Dihujani Sanksi Barat, Ekonomi Rusia Mulai Seret
Sanksi barat yang diberikan kepada Rusia atas invasinya ke Rusia mulai memberikan dampak kepada perekonomian negara itu.
IDXChannel – Sanksi barat yang diberikan kepada Rusia atas invasinya ke Rusia mulai memberikan dampak kepada perekonomian negara itu.
Menteri Keuangan Rusia Anton Siluanov mengatakan bahwa batas harga minyak yang diberlakukan oleh ekonomi utama G-7 (Group of Seven), serta Uni Eropa dan Australia, menekan pendapatan ekspor Rusia dan berpotensi mendorong defisit anggaran Moskow lebih tinggi dari yang diharapkan 2 persen tahun depan.
Pembatasan harga pada ekspor minyak mentah dan minyak sulingan Rusia dapat memaksa Kremlin untuk memangkas output antara 5 persen dan 7 persen tahun depan, kantor berita RIA mengutip Wakil Perdana Menteri Alexander Novak mengatakan pada hari Jumat. Namun, Moskow harus dapat membiayai kekurangan melalui penerbitan obligasi domestik dan dana hari hujannya, para pejabat telah menyarankan.
27 negara UE juga sepakat pada Juni untuk melarang pembelian minyak mentah Rusia mulai 5 Desember.
"Masih terlalu dini untuk sepenuhnya menilai dampak dari batas harga minyak G7 dan larangan UE terhadap impor minyak mentah Rusia yang mulai berlaku pada 5 Desember, tetapi tanda-tanda awal menunjukkan bahwa ekonomi Rusia mulai merasakan cubitan," kata Nicholas Farr, ekonom Eropa yang sedang berkembang di Capital Economics dilansir melalui CNBC, Rabu (28/12/2022).
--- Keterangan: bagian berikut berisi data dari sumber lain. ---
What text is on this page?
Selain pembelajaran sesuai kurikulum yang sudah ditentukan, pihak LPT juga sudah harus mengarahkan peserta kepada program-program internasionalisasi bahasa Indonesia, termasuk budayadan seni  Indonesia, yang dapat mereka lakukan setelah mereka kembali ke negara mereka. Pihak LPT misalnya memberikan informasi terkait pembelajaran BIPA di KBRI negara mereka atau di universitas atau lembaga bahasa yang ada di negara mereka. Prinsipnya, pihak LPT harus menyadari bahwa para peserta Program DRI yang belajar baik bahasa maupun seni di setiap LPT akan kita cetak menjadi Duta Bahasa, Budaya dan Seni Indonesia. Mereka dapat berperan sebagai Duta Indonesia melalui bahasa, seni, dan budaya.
"Data frekuensi tinggi menunjukkan bahwa ekspor minyak Rusia telah jatuh sejak sanksi diberlakukan dan penyebaran antara harga minyak mentah Brent atas harga minyak Ural melebar ke level tertinggi enam bulan [minggu lalu]."
Farr menyarankan bahwa ini akan menambah pukulan terhadap pendapatan energi Rusia dari penurunan harga global dalam beberapa bulan terakhir. Patokan internasional minyak mentah Brent turun dari puncak sekitar USD98 per barel pada Oktober menjadi sekitar USD77 awal bulan ini, pulih menjadi sekitar USD84,50 / bbl pada Selasa pagi di Eropa.
Sementara itu, rubel Rusia turun hampir 10 persen terhadap dolar minggu lalu, menjadikannya sejauh ini mata uang EM dengan kinerja terburuk setelah menentang ekspektasi untuk sebagian besar tahun ini.
Farr menyarankan konsekuensi utama dari melemahnya rubel adalah tekanan ke atas pada inflasi karena biaya impor yang lebih tinggi. Bank Rusia (CBR) mengakhiri penurunan suku bunga pada Oktober dan setelah mempertahankan kebijakan moneternya tidak berubah pada bulan Desember, memperingatkan bahwa risiko inflasi "menang" atas risiko disinflasi.
Jika rubel terus turun pada tahun 2023, Farr menyarankan bahwa CBR mungkin dipaksa untuk melihat kembali kenaikan suku bunga untuk menjaga inflasi tetap terkendali, dan Capital Economics percaya erosi ketahanan Rusia terhadap sanksi Barat akan muncul sebagai tema utama tahun 2023.
"Rusia telah diuntungkan secara signifikan dari dorongan persyaratan perdagangannya dari harga komoditas yang tinggi pada tahun 2022, tetapi ... dukungan terhadap ekonomi ini sekarang tampaknya memudar," kata Farr dalam sebuah catatan jumat.
"Kami berpikir bahwa ekonomi Rusia akan mengalami kontraksi lagi pada tahun 2023. Sementara itu, penurunan pendapatan energi berarti neraca Rusia akan berada di bawah tekanan."
Setelah menjadi pilar utama kekuatan bagi ekonomi Rusia tahun ini, Capital Economics memperkirakan surplus transaksi berjalan akan "menyusut dengan cepat dalam beberapa bulan mendatang."
"Ada risiko tinggi bahwa rebalancing eksternal yang besar diperlukan mulai tahun 2024, yang akan membuat pertumbuhan sangat lamban," tambah Farr.